Opinions - 07.05.2014

Ce qu'implique le nouveau deal politique en Tunisie

On nous dit que la reconduction du gouvernement Jomaa après les élections ne fait plus de doute, les grosses pointures politiques que sont Ennahdha et Nidaa Tounes, les deux pôles incontournables de la scène politique, y adhèrent, même si chacun apporte son bémol en termes de détails qui ne remettent pas en cause la question majeure du maintien du gouvernement des compétences.

Un nouveau deal

Cette idée qui semble faire son chemin relève du nouveau deal politique en Tunisie, imposé tout autant pas les contingences intérieures que les considérations géostratégiques. 

Il s'agit de l'horizon futur de la scène  politique dans notre pays dont le croquis a été dessiné lors de la phase décisive du Dialogue national et dont les traits de force sont devenus évidents avec les visites à l'étranger du chef du gouvernement, particulièrement en Occident et plus spécialement aux États-Unis.

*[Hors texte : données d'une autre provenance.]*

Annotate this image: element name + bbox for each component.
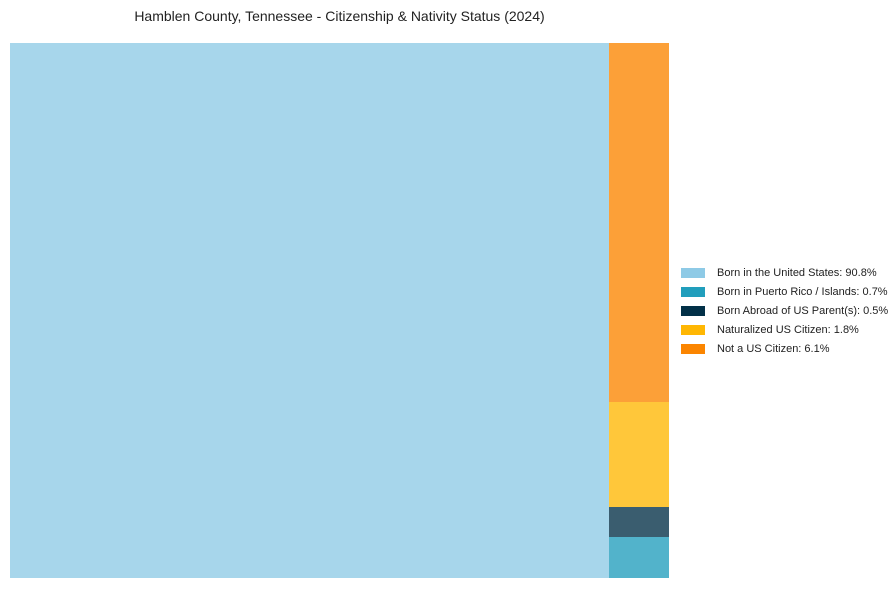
treemap-plot [10,43,669,578]
treemap-tile-born-in-us[interactable] [10,43,609,578]
legend-item-born-puerto-rico-islands[interactable]: Born in Puerto Rico / Islands: 0.7% [681,282,888,301]
legend-item-label: Not a US Citizen: 6.1% [717,342,830,355]
legend-item-label: Born in Puerto Rico / Islands: 0.7% [717,285,888,298]
treemap-tile-naturalized-citizen[interactable] [608,401,669,508]
treemap-tile-not-us-citizen[interactable] [608,43,669,402]
legend-item-label: Born Abroad of US Parent(s): 0.5% [717,304,889,317]
legend-item-born-abroad-us-parents[interactable]: Born Abroad of US Parent(s): 0.5% [681,301,888,320]
legend-item-not-us-citizen[interactable]: Not a US Citizen: 6.1% [681,339,888,358]
treemap-tile-born-abroad-us-parents[interactable] [608,507,669,537]
legend-color-swatch [681,343,705,354]
legend-color-swatch [681,286,705,297]
legend-item-label: Naturalized US Citizen: 1.8% [717,323,859,336]
legend-item-born-in-us[interactable]: Born in the United States: 90.8% [681,263,888,282]
chart-title: Hamblen County, Tennessee - Citizenship … [134,8,545,24]
legend-item-label: Born in the United States: 90.8% [717,266,877,279]
legend: Born in the United States: 90.8% Born in… [681,263,888,358]
treemap-tile-born-puerto-rico-islands[interactable] [608,536,669,578]
legend-color-swatch [681,267,705,278]
legend-color-swatch [681,324,705,335]
legend-item-naturalized-citizen[interactable]: Naturalized US Citizen: 1.8% [681,320,888,339]
legend-color-swatch [681,305,705,316]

Il reste que si une telle option est raisonnable, étant de nature à assurer plus de stabilité au pays, on ne peut que s'interroger sur la contradiction inhérente à l'attitude de nos dirigeants politiques accrochés à l'idée de l'organisation au plus vite d'élections législatives et présidentielles.

On excipe de l'argument du respect de la constitution qui exige formellement de telles élections quand il ne s'agit que d'un prétexte pour se redonner une base politique, renouveler une légitimité électorale perdue ou absente.   
Carl'on est passé à la légitimité consensuelle, et celle-ci consiste en une vision partagée de la politique chez MM Caïd Essebsi et Ghannouchi bien plus que d'un partage du pouvoir, même si l'une n'exclut pas l'autre selon l'évolution de circonstances demeurant, pour l'essentiel, imprévisibles.

En effet, si l'accord est déjà acquis de la formation d'un gouvernement de technocrates apolitiques pour une législature de cinq années au sortir des élections, on ne peut raisonnablement que se demander à quoi bon organiser des élections, obérantencore plus le budget de l'État, les dépenses faramineuses n'ayant pour seul but que de renouveler une légitimité qui n'aura aucune conséquence, la scène politique au lendemain des élections étant déjà dessinée et devant rester en l'état?

Ce que demande le peuple

Certes, on estime que le gouvernement a le devoir d'organiser les élections; mais sa mission qui doit primer tout n'est-elle pas de redresser le pays et de libérer les administrations des affidées à la troïka défunte qui ont galvaudé l'esprit du service public, piétinant les droits tout en maintenant les abus de l'ancien régime?
Il est vrai, on se réfère aussi au respect de la constitution, en faisant même un argument massue. Or, si respecter une formalité de la constitution est important, il est encore plus important de respecter sa matière, ce qui n'est pas les cas puisque les droits et libertés qui sont les véritables acquis de la démocratie n'étant toujours pas effectifs.

On évoque également les élections nationales comme un acquis démocratique, mais on oublie que le véritable acquis serait dans l'organisation d'élections municipales afin de permettre au peuple de renouer avec la politique et de se charger d'assainir la situation dans le pays à travers la seule structure habilitée à le faire que sont des municipalités librement élues.

La donne  politique nouvelle suppose plus de sens patriotique et moins d'ego personnel; les chefs des deux grandes formations du pays doivent écouter la voix du peuple des profondeurs de la Tunisie; elle exige du concret, se lamentant de la détérioration de sa vie quotidienne.

Or, seules des élections au plus près des préoccupations populaires, donc des municipales, sont de nature à répondre à cette attente qui est de plus en plus une exigence et qui deviendra une impatience un jour ou l'autre. Alors,s'ouvrira la boîte de Pandore de la coupure  définitive entre un pays réel, officieux, en pleine mutation, et un pays légal officiel,mais figé sur les dogmes du passé.  

Assurer donc la transition démocratique et la réussir, c'est mettre en œuvre une constitution que nos amis étrangers qualifient d'historique. Cela suppose qu'on ne se comporte pas avec elle comme avec une pièce archéologique, remisée dans un musée, mais qu'on adapte notre vie de tous les jours, surtout notre politique, à son rythme nouveau.

Faisons donc l'impasse dans l'immédiat sur les élections nationales et organisons des élections moins coûteuses et plus profitables au pays que sont les élections municipales! Et en parallèle, mettons en application la constitution, notamment dans les droits et libertés imposés par la société civile, qui commandent une réforme immédiate de la législation nationale liberticide héritée de la dictature.